La délégation sénatoriale à la prospective du Sénat vient de publier un rapport consacré aux "mobilités dans les espaces peu denses en 2040". Son auteur, Olivier Jacquin, souligne que le défi ne pourra être relevé qu'à l'échelle locale, compte tenu de la diversité des besoins de ces territoires fort disparates, mais aussi parce que "tout dépend de la volonté des collectivités territoriales". Innovation, expérimentation, péréquation sont autant de facteurs clés de succès, le sénateur plaidant en outre non pour lutter contre la voiture – elle reste incontournable –, mais pour en diversifier les usages.

"En matière de mobilités du quotidien, la mise en place de solutions nouvelles ne peut pas s’inscrire dans une planification verticale", plaide Olivier Jacquin, auteur du rapport d'information consacré au "défi, à relever dès aujourd’hui, des mobilités dans les espaces peu denses en 2040" que vient de publier la délégation sénatoriale à la prospective du Sénat. "Du point de vue des mobilités et de l'accessibilité, c'est du sur-mesure qu'il convient de produire", estime le sénateur de Meurthe-et-Moselle.

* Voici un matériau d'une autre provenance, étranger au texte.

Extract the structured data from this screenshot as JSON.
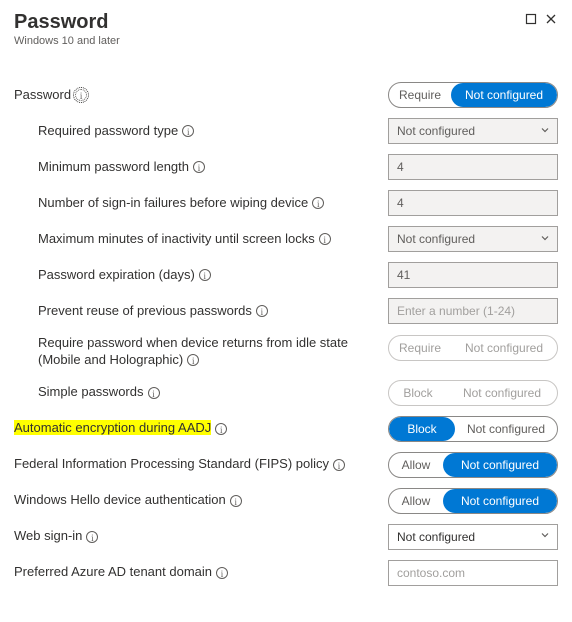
{
  "header": {
    "title": "Password",
    "subtitle": "Windows 10 and later"
  },
  "toggle_labels": {
    "require": "Require",
    "not_configured": "Not configured",
    "block": "Block",
    "allow": "Allow"
  },
  "fields": {
    "password": {
      "label": "Password",
      "value": "Not configured"
    },
    "required_type": {
      "label": "Required password type",
      "value": "Not configured"
    },
    "min_length": {
      "label": "Minimum password length",
      "value": "4"
    },
    "failures_wipe": {
      "label": "Number of sign-in failures before wiping device",
      "value": "4"
    },
    "inactivity_lock": {
      "label": "Maximum minutes of inactivity until screen locks",
      "value": "Not configured"
    },
    "expiration": {
      "label": "Password expiration (days)",
      "value": "41"
    },
    "prevent_reuse": {
      "label": "Prevent reuse of previous passwords",
      "placeholder": "Enter a number (1-24)"
    },
    "idle_return": {
      "label": "Require password when device returns from idle state (Mobile and Holographic)",
      "value": "Not configured"
    },
    "simple_pw": {
      "label": "Simple passwords",
      "value": "Not configured"
    },
    "auto_encrypt": {
      "label": "Automatic encryption during AADJ",
      "value": "Block"
    },
    "fips": {
      "label": "Federal Information Processing Standard (FIPS) policy",
      "value": "Not configured"
    },
    "hello_auth": {
      "label": "Windows Hello device authentication",
      "value": "Not configured"
    },
    "web_signin": {
      "label": "Web sign-in",
      "value": "Not configured"
    },
    "tenant_domain": {
      "label": "Preferred Azure AD tenant domain",
      "placeholder": "contoso.com"
    }
  }
}
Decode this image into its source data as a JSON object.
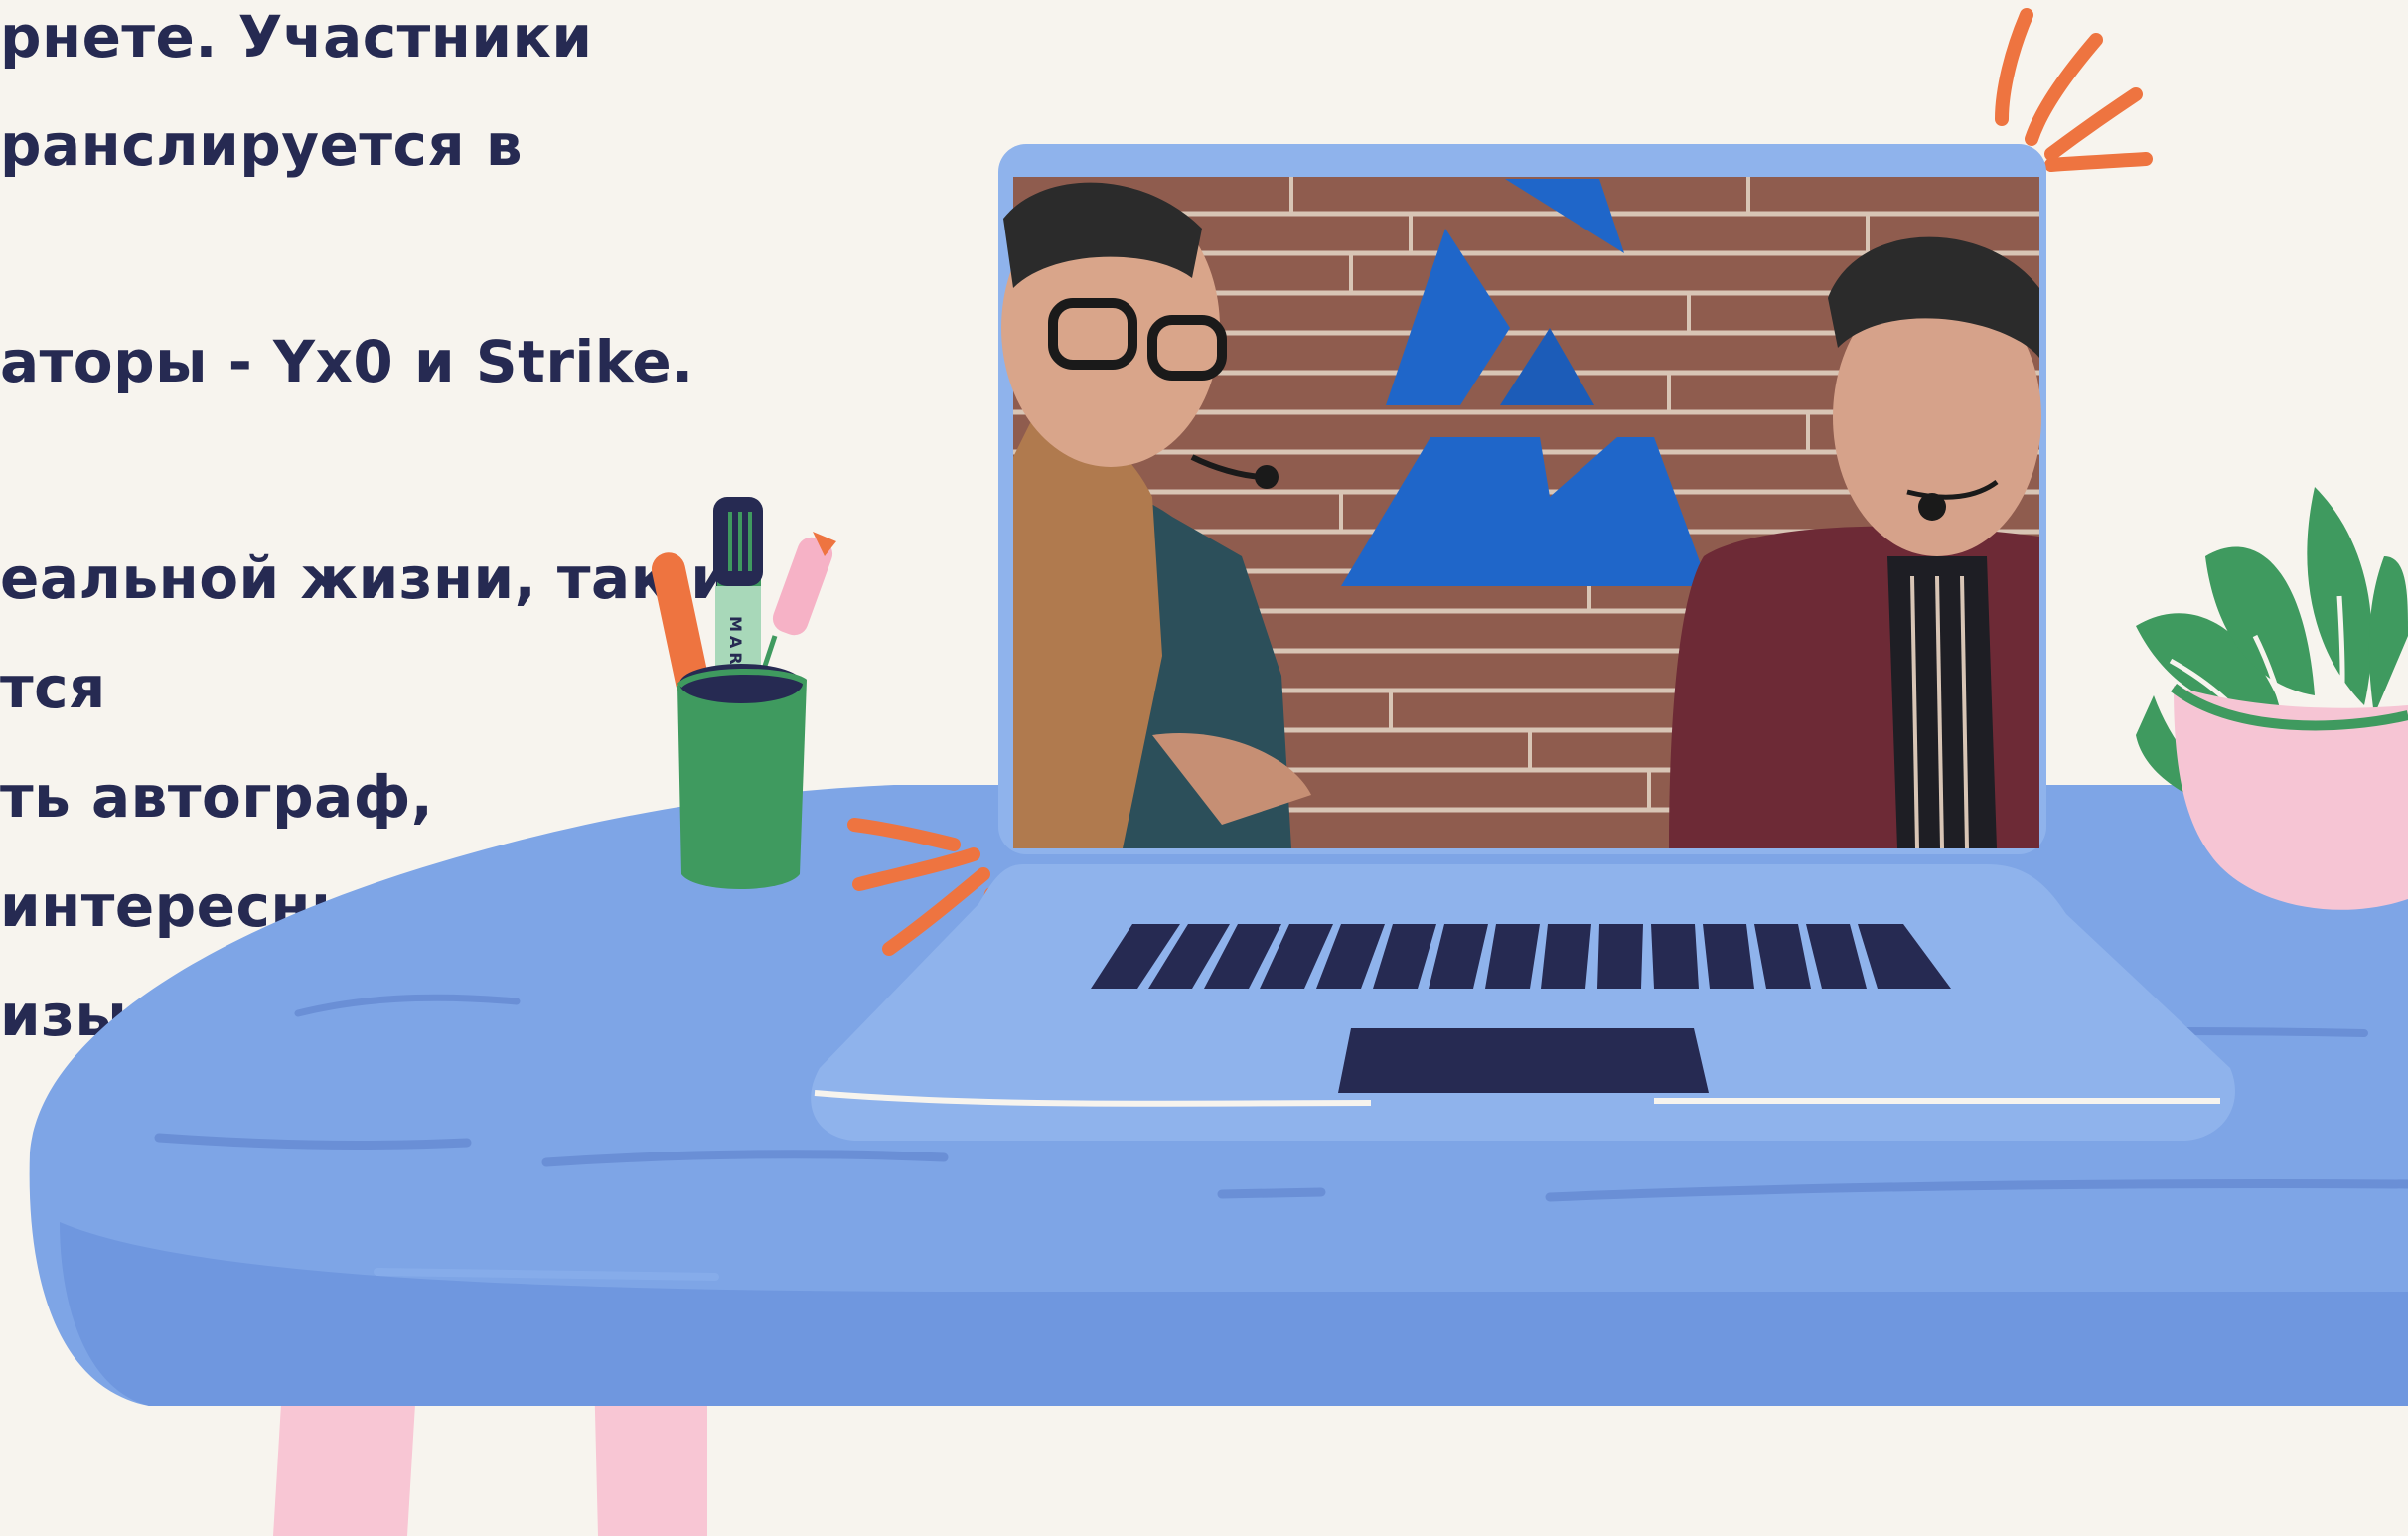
{
  "text_lines": [
    "рнете. Участники",
    "ранслируется в",
    "аторы -  Yx0 и Strike.",
    "еальной жизни, так и",
    "тся",
    "ть автограф,",
    "интересных",
    "изы от"
  ],
  "pen_label": "MARK",
  "colors": {
    "background": "#f7f4ee",
    "text": "#262a52",
    "table": "#7ea5e6",
    "laptop": "#8fb3ec",
    "keys": "#262a52",
    "accent_orange": "#ee7440",
    "cup_green": "#3f9a5f",
    "pot_pink": "#f6c5d4",
    "table_legs": "#f8c6d4"
  },
  "icons": [
    "pen-cup-icon",
    "laptop-icon",
    "plant-icon",
    "sparkle-icon"
  ]
}
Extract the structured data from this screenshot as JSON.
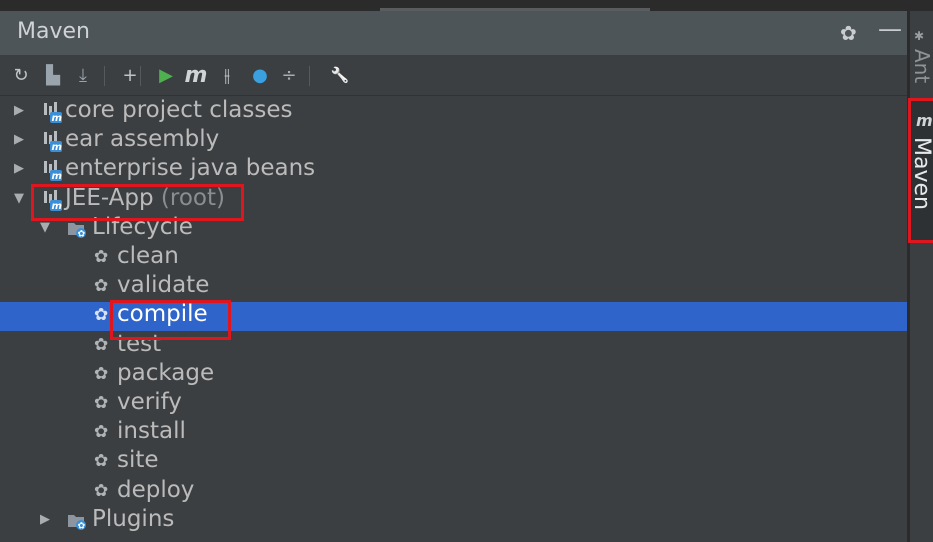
{
  "panel": {
    "title": "Maven"
  },
  "header_icons": {
    "settings": "gear-icon",
    "hide": "minimize-icon"
  },
  "toolbar": [
    {
      "name": "reimport-icon",
      "glyph": "↻",
      "color": "#c0c4c7"
    },
    {
      "name": "generate-sources-icon",
      "glyph": "▙",
      "color": "#9aa4ad"
    },
    {
      "name": "download-icon",
      "glyph": "⤓",
      "color": "#9aa4ad"
    },
    {
      "name": "add-icon",
      "glyph": "+",
      "color": "#c0c4c7"
    },
    {
      "name": "run-icon",
      "glyph": "▶",
      "color": "#4fb04f"
    },
    {
      "name": "execute-goal-icon",
      "glyph": "m",
      "color": "#d0d4d7"
    },
    {
      "name": "toggle-offline-icon",
      "glyph": "⫲",
      "color": "#c0c4c7"
    },
    {
      "name": "skip-tests-icon",
      "glyph": "●",
      "color": "#3aa0e0"
    },
    {
      "name": "collapse-all-icon",
      "glyph": "÷",
      "color": "#a9adb0"
    },
    {
      "name": "settings-wrench-icon",
      "glyph": "🔧",
      "color": "#c0c4c7"
    }
  ],
  "tree": [
    {
      "label": "core project classes",
      "type": "module",
      "arrow": "▶"
    },
    {
      "label": "ear assembly",
      "type": "module",
      "arrow": "▶"
    },
    {
      "label": "enterprise java beans",
      "type": "module",
      "arrow": "▶"
    },
    {
      "label": "JEE-App",
      "suffix": "(root)",
      "type": "module",
      "arrow": "▼"
    },
    {
      "label": "Lifecycle",
      "type": "folder",
      "arrow": "▼"
    },
    {
      "label": "clean",
      "type": "goal"
    },
    {
      "label": "validate",
      "type": "goal"
    },
    {
      "label": "compile",
      "type": "goal",
      "selected": true
    },
    {
      "label": "test",
      "type": "goal"
    },
    {
      "label": "package",
      "type": "goal"
    },
    {
      "label": "verify",
      "type": "goal"
    },
    {
      "label": "install",
      "type": "goal"
    },
    {
      "label": "site",
      "type": "goal"
    },
    {
      "label": "deploy",
      "type": "goal"
    },
    {
      "label": "Plugins",
      "type": "folder",
      "arrow": "▶"
    }
  ],
  "side_tabs": [
    {
      "label": "Ant",
      "icon": "ant-icon"
    },
    {
      "label": "Maven",
      "icon": "maven-m-icon",
      "prefix": "m"
    }
  ],
  "colors": {
    "selection": "#2f65ca",
    "highlight_box": "#e0161f",
    "header_bg": "#4e5559"
  }
}
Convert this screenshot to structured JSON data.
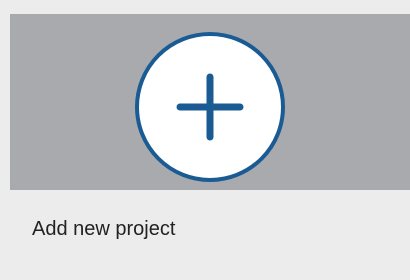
{
  "card": {
    "label": "Add new project",
    "icon": "plus-icon",
    "colors": {
      "thumbnail_background": "#a9aaae",
      "accent": "#1a5b94",
      "circle_fill": "#ffffff",
      "card_background": "#ececec",
      "text": "#222222"
    }
  }
}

Des territoires disparates, un point commun : leur dépendance à la voiture

Du "sur-mesure" qui s’explique "par la grande diversité des territoires peu denses, de leur configuration, des besoins des populations". L'auteur souligne en effet combien ces territoires – qui constituent l'immense majorité des communes françaises (30.000) et accueillent un tiers des habitants – diffèrent les uns des autres. Et combien leur seule appréhension par la notion de densité "manque de finesse", ignorant le relief, le climat, les dynamiques économiques et résidentielles, etc. Quoi de commun en effet entre "les campagnes des villes, du littoral et des vallées urbanisées", en fort essor démographique, "les campagnes agricoles industrielles sous faible influence urbaine", "les campagnes vieillies à très faible densité et revenus" ou encore "les territoires de montagne connaissant de fortes variations saisonnières de population" ? Une chose, en fait : leur dépendance à la voiture individuelle, "couteau suisse des mobilités", prééminente y compris pour les petites distances. 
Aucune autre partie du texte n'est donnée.